Mukwege telah menerima beberapa hadiah internasional, termasuk
- Hadiah Perserikatan Bangsa-Bangsa di Bidang Hak Asasi Manusia (2008),
- Penghargaan Mata Pencaharian Kanan (2013),
- Hadiah Sakharov Uni Eropa (2014), dan
- Hadiah Perdamaian Seoul (2016).
Dia telah berulang kali dinominasikan untuk Hadiah Nobel Perdamaian. Pada 28 Mei 2015, Mukwege dianugerahi gelar Doktor Kehormatan Ilmu oleh Harvard University. Dia termasuk dalam daftar 100 Orang Paling Berpengaruh di majalah Time tahun 2016.
Masa muda Denis Mukengere Mukwege
Mukwege adalah anak ketiga dari sembilan bersaudara yang lahir dari seorang pendeta Pentakosta dan istrinya. Dia belajar kedokteran karena dia ingin menyembuhkan orang sakit untuk siapa ayahnya berdoa, setelah melihat komplikasi persalinan yang dialami oleh perempuan di Kongo yang tidak memiliki akses ke perawatan kesehatan spesialis.(1) Setelah lulus dari sekolah kedokteran di Burundi, Mukwege mulai bekerja sebagai dokter anak di Rumah Sakit Lemera pedesaan dekat Bukavu. Akan tetapi, melihat pasien wanita yang karena tidak adanya perawatan yang tepat sering menderita sakit dan lesi genital setelah melahirkan, ia memutuskan untuk melakukan perjalanan ke Prancis untuk mempelajari ginekologi dan kebidanan di University of Angers.
Karier Denis Mukengere Mukwege
Setelah kembali dari Prancis, Mukwege terus bekerja di Lemera Hospital, tetapi setelah dimulainya Perang Kongo Pertama, karena kejadian kekerasan ia kembali ke Bukavu, di mana pada tahun 1999 ia mendirikan Rumah Sakit Panzi. Sejak didirikan, Panzi merawat lebih dari 85.000 pasien wanita dengan kerusakan ginekologi yang kompleks, dalam 60 persen disebabkan oleh kekerasan seksual. Sebagian besar pasien mereka saat itu berasal dari zona konflik. Mukwege telah menjelaskan bagaimana pasiennya tiba di rumah sakit kadang-kadang telanjang, biasanya dalam kondisi yang mengerikan. Menemukan bahwa kekerasan seksual digunakan sebagai senjata perang dalam konflik akhir 1990-an antara kelompok-kelompok bersenjata yang berbeda, Mukwege mengabdikan dirinya untuk bedah rekonstruktif untuk membantu perempuan korban kekerasan seksual.
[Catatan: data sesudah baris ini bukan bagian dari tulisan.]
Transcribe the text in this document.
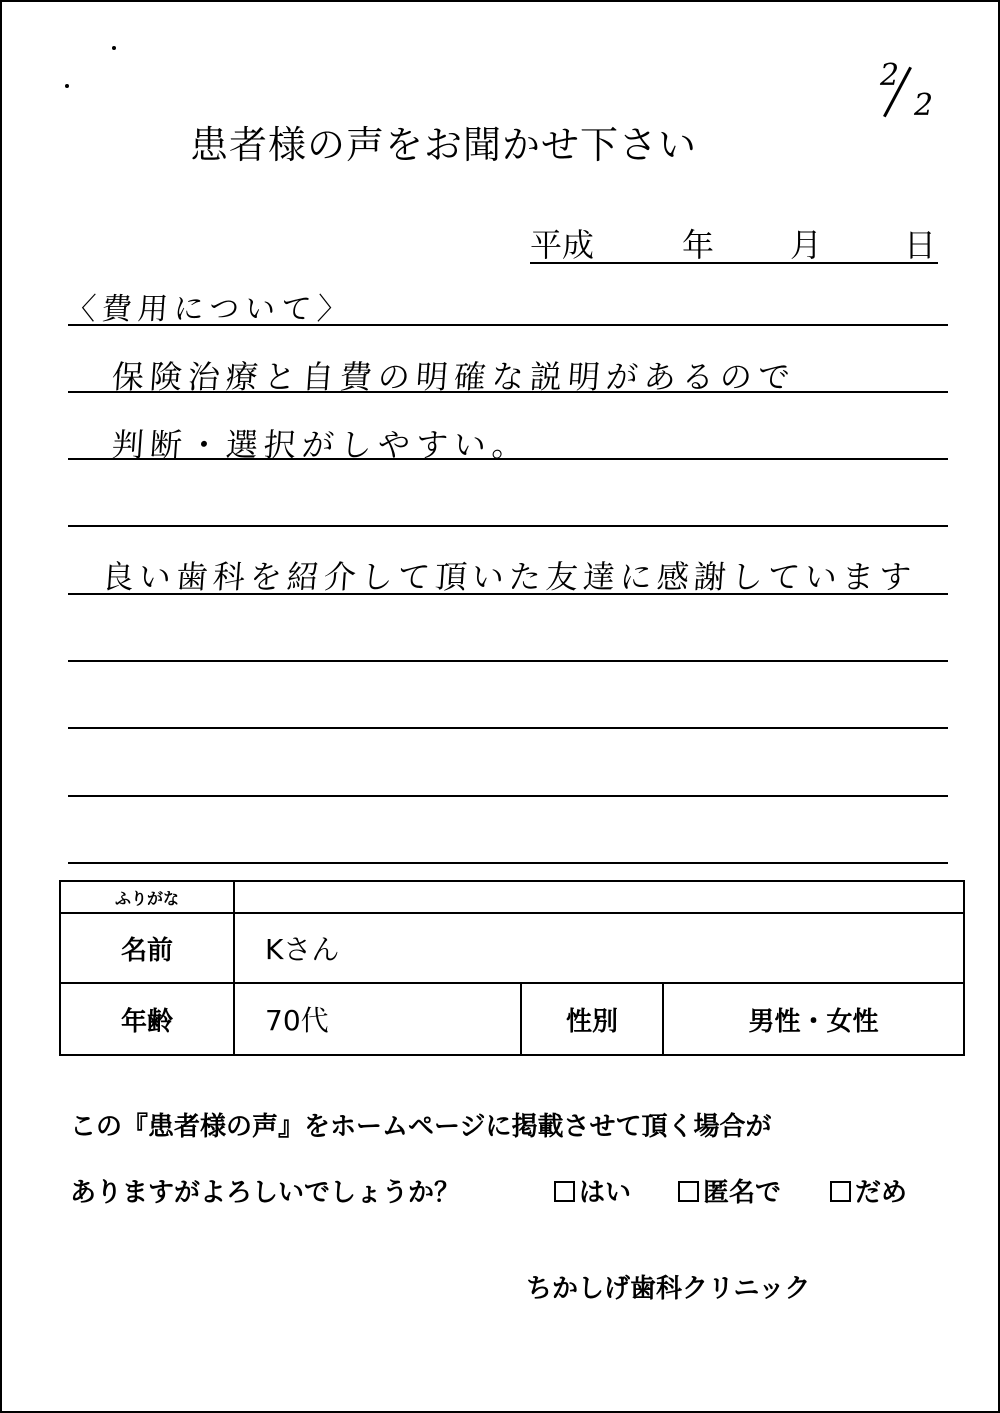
2
2
患者様の声をお聞かせ下さい
平成	年 月	日
〈費用について〉
保険治療と自費の明確な説明があるので
判断・選択がしやすい。
良い歯科を紹介して頂いた友達に感謝しています
ふりがな			
名前	Kさん		
年齢	70代	性別	男性・女性
この『患者様の声』をホームページに掲載させて頂く場合が
ありますがよろしいでしょうか？	はい	匿名で	だめ
ちかしげ歯科クリニック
Pidato Denis Mukengere Mukwege di Perserikatan Bangsa-Bangsa
Pada bulan September 2012, Mukwege memberikan pidato di Perserikatan Bangsa-Bangsa di mana ia mengutuk kekebalan hukum untuk perkosaan massal di Republik Demokratik Kongo, dan mengkritik pemerintah Kongo serta negara lain "Karena tidak melakukan cukup untuk menghentikan apa yang disebutnya perang yang tidak adil yang telah menggunakan kekerasan terhadap perempuan dan pemerkosaan sebagai strategi perang."(2)
Upaya pembunuhan
Pada 25 Oktober 2012, empat pria bersenjata menyerang kediamannya saat dia tidak di rumah, menahan putrinya, dan menunggu kembalinya untuk membunuhnya. Sekembalinya, penjaganya melakukan intervensi dan ditembak mati oleh para pembunuh. Mereka merindukan Mukwege ketika dia jatuh ke tanah selama penembakan.(3) Setelah upaya pembunuhan, Mukwege pergi ke pengasingan di Eropa dan Rumah Sakit Panzi melaporkan bahwa ketidakhadirannya telah memiliki "dampak yang menghancurkan" dalam operasi sehari-harinya. Dia kembali ke Bukavu pada tanggal 14 Januari 2013, di mana penduduknya memberinya sambutan hangat selama 20 mil dari Bandara Kavumu ke kota, terutama dari pasiennya, yang telah mengumpulkan dana untuk membayar tiket pulangnya dengan menjual nanas dan bawang.
Penghargaan
• Republic of France "Special Human Rights Prize 2007" taken to Panzi Hospital in Bukavu by the Secretary of Foreign Affairs Rama Yade (June 2008)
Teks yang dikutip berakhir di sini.